I choase float for my data storage as it let me storage up to 32bits of data about my rotation. While not necessary now, having that accuracy will make a difference later with the robot.
Given my sampling rate of ~220Hz and that my float arrays took up ~50% of the memory, I could fill up the memory of 384kB in ~227 seconds or 3.7 minutes.

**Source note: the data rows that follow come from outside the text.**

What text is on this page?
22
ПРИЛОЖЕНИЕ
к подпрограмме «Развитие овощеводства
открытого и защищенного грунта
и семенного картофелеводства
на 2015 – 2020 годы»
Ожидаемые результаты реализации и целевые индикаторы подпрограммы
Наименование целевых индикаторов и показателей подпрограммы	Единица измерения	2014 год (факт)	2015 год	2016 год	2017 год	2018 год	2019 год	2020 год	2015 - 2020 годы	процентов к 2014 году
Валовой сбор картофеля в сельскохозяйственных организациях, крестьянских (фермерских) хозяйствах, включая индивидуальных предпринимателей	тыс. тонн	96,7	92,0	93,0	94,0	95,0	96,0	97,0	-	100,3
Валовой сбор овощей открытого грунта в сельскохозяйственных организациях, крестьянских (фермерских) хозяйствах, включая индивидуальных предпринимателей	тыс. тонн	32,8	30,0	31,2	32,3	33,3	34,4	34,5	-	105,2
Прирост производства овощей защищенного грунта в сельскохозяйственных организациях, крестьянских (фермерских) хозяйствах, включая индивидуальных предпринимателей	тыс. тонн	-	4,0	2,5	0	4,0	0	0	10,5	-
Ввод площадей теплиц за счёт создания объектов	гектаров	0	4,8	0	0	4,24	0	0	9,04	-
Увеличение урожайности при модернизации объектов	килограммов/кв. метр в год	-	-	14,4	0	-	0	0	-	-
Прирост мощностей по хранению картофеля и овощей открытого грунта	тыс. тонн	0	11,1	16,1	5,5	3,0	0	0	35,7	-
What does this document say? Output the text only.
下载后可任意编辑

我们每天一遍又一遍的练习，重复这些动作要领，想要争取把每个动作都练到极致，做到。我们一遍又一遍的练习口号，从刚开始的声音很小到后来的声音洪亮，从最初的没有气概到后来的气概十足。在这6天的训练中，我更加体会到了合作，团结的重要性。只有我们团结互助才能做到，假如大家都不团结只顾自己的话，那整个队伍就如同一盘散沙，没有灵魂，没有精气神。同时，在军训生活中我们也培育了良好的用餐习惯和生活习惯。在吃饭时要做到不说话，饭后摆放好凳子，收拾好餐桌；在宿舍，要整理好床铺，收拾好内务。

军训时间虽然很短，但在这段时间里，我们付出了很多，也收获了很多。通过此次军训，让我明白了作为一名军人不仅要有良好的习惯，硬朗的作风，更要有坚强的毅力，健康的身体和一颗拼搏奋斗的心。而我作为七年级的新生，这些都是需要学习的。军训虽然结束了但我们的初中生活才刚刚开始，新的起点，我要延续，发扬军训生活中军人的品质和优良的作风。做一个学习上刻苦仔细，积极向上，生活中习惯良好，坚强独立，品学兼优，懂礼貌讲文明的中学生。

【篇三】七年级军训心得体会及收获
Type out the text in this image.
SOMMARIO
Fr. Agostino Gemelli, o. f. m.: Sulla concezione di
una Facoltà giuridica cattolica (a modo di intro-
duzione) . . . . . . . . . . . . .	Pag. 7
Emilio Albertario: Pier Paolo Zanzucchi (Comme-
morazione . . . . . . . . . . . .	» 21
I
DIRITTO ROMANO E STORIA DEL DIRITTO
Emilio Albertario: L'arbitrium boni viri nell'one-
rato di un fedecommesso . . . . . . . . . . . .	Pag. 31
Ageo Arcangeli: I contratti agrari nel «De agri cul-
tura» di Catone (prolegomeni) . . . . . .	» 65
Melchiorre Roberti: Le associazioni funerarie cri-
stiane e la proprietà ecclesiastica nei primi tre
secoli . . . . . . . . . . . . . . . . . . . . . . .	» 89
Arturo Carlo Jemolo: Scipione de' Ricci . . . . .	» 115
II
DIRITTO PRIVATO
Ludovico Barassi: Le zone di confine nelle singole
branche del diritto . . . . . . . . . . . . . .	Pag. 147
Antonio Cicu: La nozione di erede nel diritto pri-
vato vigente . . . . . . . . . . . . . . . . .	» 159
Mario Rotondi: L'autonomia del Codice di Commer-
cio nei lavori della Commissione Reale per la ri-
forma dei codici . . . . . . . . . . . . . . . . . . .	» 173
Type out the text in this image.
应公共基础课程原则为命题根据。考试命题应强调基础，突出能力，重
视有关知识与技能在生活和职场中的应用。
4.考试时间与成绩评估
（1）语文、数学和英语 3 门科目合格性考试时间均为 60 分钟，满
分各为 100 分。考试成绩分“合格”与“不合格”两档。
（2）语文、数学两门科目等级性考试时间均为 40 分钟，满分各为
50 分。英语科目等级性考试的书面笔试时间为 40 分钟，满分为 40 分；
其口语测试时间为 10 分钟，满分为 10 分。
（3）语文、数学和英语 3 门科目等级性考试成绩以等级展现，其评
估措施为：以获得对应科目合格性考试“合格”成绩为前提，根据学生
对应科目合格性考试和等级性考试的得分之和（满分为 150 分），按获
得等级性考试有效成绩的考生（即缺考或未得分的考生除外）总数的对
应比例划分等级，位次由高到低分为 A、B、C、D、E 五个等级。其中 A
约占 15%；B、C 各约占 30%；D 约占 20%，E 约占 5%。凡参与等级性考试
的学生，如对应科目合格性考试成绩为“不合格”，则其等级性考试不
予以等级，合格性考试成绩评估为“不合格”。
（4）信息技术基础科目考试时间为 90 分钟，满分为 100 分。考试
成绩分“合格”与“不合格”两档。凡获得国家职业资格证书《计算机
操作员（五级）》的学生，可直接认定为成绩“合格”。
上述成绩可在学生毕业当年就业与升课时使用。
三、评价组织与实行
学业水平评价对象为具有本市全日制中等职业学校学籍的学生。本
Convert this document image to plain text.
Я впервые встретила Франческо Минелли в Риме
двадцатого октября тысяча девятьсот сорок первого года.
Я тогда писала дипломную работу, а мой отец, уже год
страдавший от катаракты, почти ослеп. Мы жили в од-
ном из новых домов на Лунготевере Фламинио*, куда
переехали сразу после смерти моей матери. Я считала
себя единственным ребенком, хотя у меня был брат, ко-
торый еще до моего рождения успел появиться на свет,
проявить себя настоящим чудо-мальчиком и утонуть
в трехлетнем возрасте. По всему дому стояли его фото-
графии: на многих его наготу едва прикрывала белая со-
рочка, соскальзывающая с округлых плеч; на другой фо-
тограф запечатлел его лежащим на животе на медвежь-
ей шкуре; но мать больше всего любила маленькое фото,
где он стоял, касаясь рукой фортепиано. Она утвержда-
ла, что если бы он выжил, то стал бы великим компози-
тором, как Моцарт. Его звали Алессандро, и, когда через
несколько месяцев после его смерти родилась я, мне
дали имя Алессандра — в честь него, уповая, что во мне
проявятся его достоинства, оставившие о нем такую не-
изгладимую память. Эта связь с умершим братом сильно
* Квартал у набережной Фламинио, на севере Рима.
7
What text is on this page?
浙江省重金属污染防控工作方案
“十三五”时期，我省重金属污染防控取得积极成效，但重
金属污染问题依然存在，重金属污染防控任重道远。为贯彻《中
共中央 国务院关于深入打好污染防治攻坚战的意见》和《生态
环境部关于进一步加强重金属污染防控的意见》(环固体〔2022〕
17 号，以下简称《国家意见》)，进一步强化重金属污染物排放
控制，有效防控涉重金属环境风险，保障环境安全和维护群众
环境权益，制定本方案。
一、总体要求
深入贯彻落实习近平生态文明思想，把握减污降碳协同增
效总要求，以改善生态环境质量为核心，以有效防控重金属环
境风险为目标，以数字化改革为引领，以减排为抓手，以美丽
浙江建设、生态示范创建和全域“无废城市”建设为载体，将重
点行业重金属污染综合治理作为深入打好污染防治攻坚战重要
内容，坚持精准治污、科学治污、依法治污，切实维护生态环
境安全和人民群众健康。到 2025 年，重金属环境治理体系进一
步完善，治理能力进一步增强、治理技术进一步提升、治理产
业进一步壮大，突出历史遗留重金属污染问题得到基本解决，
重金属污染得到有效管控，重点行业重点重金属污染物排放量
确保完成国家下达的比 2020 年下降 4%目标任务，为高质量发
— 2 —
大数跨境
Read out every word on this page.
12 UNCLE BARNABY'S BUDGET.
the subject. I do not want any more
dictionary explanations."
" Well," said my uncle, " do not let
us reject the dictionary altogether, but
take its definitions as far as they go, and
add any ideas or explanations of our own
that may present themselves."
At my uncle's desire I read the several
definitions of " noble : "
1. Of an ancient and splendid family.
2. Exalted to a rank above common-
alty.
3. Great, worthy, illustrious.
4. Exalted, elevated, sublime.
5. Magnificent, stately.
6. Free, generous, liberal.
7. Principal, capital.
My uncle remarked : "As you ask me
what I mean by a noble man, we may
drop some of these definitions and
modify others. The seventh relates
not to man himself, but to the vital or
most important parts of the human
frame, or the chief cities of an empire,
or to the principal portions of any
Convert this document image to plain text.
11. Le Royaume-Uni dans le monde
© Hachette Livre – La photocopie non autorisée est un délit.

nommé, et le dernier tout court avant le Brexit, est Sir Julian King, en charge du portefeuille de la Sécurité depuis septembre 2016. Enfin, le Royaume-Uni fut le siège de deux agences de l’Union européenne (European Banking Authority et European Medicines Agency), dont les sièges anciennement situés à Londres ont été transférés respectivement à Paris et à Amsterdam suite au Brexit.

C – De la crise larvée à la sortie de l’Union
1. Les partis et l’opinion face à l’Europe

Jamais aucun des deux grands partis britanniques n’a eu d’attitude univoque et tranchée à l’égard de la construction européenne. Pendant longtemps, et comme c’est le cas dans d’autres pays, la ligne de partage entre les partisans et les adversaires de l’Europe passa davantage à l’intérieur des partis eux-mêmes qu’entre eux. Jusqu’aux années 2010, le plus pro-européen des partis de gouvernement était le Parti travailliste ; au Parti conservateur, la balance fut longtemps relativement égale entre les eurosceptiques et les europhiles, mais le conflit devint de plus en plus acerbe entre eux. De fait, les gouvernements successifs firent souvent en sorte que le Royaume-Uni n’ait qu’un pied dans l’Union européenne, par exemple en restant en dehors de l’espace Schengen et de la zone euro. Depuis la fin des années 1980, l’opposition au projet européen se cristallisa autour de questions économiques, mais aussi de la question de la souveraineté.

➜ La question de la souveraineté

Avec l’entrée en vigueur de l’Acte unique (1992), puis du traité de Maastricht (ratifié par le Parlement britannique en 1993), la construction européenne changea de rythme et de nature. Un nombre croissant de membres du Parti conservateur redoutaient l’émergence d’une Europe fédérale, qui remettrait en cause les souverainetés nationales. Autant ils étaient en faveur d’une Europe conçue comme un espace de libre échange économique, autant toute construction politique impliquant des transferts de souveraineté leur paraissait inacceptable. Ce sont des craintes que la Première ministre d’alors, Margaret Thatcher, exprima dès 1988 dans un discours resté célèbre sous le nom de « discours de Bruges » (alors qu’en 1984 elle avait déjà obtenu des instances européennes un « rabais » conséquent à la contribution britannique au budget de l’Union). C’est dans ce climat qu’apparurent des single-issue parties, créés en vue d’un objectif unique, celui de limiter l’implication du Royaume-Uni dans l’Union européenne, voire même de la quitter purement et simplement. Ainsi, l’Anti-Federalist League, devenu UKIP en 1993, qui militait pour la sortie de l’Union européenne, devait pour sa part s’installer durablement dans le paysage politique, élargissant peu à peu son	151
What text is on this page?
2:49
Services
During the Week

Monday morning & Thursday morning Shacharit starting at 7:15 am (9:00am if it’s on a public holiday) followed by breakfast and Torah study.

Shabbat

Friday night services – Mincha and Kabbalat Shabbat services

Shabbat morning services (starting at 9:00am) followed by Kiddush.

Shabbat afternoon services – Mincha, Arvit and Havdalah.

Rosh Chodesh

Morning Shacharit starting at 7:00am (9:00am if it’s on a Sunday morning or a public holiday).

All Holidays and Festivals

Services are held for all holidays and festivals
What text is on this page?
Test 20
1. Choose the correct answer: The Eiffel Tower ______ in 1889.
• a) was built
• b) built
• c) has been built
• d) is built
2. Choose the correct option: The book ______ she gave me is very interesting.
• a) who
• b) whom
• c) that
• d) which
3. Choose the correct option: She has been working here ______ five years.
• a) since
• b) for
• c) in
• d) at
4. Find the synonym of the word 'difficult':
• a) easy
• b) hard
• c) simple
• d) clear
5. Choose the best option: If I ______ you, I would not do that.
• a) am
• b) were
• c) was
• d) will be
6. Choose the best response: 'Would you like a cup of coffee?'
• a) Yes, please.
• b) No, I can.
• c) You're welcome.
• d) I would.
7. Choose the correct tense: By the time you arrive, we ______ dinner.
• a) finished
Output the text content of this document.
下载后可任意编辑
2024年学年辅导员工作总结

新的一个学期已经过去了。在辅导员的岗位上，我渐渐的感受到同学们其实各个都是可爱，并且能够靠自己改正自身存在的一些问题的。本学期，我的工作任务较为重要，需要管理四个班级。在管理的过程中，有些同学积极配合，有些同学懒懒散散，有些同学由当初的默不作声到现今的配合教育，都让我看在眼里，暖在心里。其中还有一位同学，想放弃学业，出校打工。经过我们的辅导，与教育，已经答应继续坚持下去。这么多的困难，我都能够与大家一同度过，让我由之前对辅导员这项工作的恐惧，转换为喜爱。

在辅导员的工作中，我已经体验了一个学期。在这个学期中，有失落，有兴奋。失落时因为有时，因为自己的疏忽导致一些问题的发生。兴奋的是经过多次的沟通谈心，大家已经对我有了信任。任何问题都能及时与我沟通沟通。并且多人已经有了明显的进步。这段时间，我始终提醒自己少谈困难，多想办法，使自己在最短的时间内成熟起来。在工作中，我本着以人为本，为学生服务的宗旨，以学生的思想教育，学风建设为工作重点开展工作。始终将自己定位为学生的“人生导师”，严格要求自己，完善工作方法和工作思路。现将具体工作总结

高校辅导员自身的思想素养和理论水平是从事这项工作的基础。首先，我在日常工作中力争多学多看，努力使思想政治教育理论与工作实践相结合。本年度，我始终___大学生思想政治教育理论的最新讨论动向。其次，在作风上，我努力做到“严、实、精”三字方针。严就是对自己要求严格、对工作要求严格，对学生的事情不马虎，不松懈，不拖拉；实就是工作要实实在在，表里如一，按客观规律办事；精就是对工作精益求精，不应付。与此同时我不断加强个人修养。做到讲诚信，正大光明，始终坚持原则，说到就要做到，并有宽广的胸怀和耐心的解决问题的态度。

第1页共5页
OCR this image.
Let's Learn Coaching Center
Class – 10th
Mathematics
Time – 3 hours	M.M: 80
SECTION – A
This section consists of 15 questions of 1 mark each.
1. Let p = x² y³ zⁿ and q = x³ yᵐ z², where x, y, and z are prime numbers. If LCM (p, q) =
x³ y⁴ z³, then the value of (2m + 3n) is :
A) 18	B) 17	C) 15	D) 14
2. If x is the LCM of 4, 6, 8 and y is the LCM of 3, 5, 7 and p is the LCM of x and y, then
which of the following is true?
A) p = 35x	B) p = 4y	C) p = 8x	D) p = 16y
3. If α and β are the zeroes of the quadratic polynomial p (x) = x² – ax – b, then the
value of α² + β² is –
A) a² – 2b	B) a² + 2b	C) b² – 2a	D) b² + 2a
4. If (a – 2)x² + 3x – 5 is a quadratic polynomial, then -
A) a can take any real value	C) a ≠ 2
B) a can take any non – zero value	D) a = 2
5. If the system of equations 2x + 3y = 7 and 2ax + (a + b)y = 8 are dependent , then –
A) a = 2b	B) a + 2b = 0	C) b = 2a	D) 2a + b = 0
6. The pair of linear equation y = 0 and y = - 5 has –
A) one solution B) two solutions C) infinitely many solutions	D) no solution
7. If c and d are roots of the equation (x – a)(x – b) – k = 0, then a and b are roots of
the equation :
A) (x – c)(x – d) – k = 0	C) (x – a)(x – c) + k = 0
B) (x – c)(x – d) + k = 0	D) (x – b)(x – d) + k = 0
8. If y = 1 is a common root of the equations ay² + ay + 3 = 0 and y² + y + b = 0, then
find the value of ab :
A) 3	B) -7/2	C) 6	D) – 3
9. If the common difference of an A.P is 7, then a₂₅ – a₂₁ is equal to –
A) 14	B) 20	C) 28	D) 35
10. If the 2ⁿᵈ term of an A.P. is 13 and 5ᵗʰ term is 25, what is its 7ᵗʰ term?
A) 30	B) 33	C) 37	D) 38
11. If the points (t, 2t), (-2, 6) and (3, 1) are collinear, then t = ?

To show off that my system can run this fast wiht that much data, I logged the roll/pitch for a span of 10s with chanages in amplitude from -90,0 and 90 with disturbances. Shown below are my successful attempts at this!
Record a Stunt
For this last task, I played around with the provided RC car as shown:
The car itself is very zippy and is very prone to knocking itself over/sideways due to its fast movements. It also can easily lose its battery cover & have its battery disconnect as shown, which will need to be accounted for in the future.
Discussion
In this lab, I learned how to set-up/use an IMU with my Artemis Nano. I had some difficulty tuning the complementary filter, but after some trial & error with the alpha value I was able to get it working.
Going forward, I feel more confident about using and implementing BLE as it will come up in the course.